Existing benchmarks that measure cultural adaptation in LLMs are misaligned with the actual challenges these models face when interacting with users from diverse cultural backgrounds. In this work, we introduce the first framework and benchmark designed to evaluate LLMs in realistic, multicultural conversational settings. Grounded in sociocultural theory, our framework formalizes how linguistic style - a key element of cultural communication - is shaped by situational, relational, and cultural context. We construct a benchmark dataset based on this framework, annotated by culturally diverse raters, and propose a new set of desiderata for cross-cultural evaluation in NLP: conversational framing, stylistic sensitivity, and subjective correctness. We evaluate today's top LLMs on our benchmark and show that these models struggle with cultural adaptation in a conversational setting.

Paper Structure

This paper contains 15 sections, 6 figures, 4 tables.

Figures (6)

  • Figure 1: Three key factors influence appropriate linguistic style in conversation: Situation --- the specific scenario of an interaction, Interpersonal Relationship --- the social dynamic between the speakers, and Cultural Context --- the background, values, and beliefs of the participants.
  • Figure 2: The Culturally-Aware Conversations (CAC) Framework.
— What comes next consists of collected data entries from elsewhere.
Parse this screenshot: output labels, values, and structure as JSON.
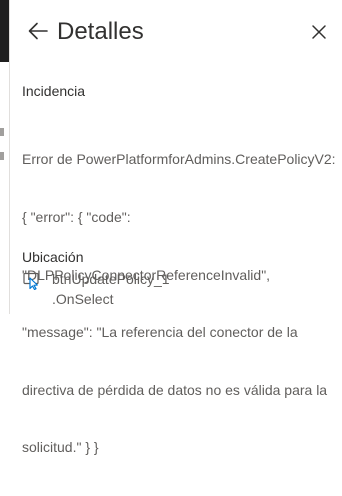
{
  "panel": {
    "title": "Detalles",
    "back_icon": "back-arrow-icon",
    "close_icon": "close-icon"
  },
  "issue": {
    "label": "Incidencia",
    "message_lines": [
      "Error de PowerPlatformforAdmins.CreatePolicyV2:",
      "{ \"error\": { \"code\":",
      "\"DLPPolicyConnectorReferenceInvalid\",",
      "\"message\": \"La referencia del conector de la",
      "directiva de pérdida de datos no es válida para la",
      "solicitud.\" } }"
    ]
  },
  "location": {
    "label": "Ubicación",
    "icon": "control-cursor-icon",
    "control": "btnUpdatePolicy_1",
    "property": ".OnSelect"
  },
  "colors": {
    "text_primary": "#323130",
    "text_secondary": "#605e5c",
    "icon_accent": "#0078d4"
  }
}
We work with cultural experts to determine common conversational situations with the highest variance in typical behavior across cultures. After establishing these situations, we pinpoint which stylistic axis best captures the cultural variance of each situation. We also determine eight interpersonal relationships whose dynamics vary across cultures and additionally influence the appropriate linguistic style for the given situations.
  • Figure 3: A depiction of how we use the CAC framework to develop a contextualized conversation in our dataset. We walk through an example where the situation is giving critical feedback and the interpersonal relationship is Boss--Employee. In Stage 1, we generate a specific scenario that reflects the situational and relational context. In Stage 2, we use the scenario and stylistic axis to generate a conversation with a range of possible responses that vary on the given stylistic axis. In Stage 3, we recruit annotators from a range of nations to determine which responses are most desirable in which cultures.
  • Figure A1: Cultural differences in day-to-day conversations. We show the mean and accepted range of style values for conversations with strangers, neighbors, and friends.
  • Figure A2: Cultural differences in professional conversations. We show the mean and accepted range of style values for conversations between a boss/employee and coworkers.